Some coaches and school administrators, however, say the dearth of positive tests is an indication that testing is working effectively as a deterrent.
“We don’t want to catch students,” said Jerry Cecil, assistant superintendent of the Greenwood School District in Arkansas. “We want them not to be using. We don’t consider this community to have a big problem.”
Despite the Supreme Court ruling in 1995, some districts have been challenged in lower courts.
The American Civil Liberties Union won a settlement last year relying on California’s stricter state privacy laws that prevented the schools from conducting random drug testing for students in nonathletic activities absent a reasonable ground for suspicion. The district, in Redding, Calif., discontinued its program as part of the settlement.

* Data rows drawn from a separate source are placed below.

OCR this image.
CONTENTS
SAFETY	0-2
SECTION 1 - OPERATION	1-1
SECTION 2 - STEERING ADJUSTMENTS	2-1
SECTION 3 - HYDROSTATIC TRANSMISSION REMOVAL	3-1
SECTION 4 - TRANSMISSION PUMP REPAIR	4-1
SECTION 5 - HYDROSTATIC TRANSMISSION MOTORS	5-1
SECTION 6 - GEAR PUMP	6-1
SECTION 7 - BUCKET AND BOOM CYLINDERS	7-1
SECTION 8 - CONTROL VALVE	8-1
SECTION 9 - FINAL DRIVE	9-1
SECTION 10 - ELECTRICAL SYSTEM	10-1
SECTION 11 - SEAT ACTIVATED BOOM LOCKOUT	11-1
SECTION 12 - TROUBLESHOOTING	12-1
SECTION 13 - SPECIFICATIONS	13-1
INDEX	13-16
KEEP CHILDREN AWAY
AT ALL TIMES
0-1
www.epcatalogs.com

Not all parents oppose testing of middle school students. Daniel Alef, the father of an eighth-grade swimmer in Santa Barbara, Calif., said he would support testing at his son’s school.
“Kids today grow up too quickly and have access to way more information,” he said. “But in the end, I think it goes back to the parents.”
In Pennsylvania, the Kiederers are waiting as their case, filed by the civil liberties union in the Court of Common Pleas of Pike County, works through the legal system.
Last year, they won an injunction preventing the district from enforcing its policy and allowing their daughters to participate in extracurricular activities.
“They’re losing their rights every day and you ask yourself, what are we teaching the kids?” Glenn Kiederer said.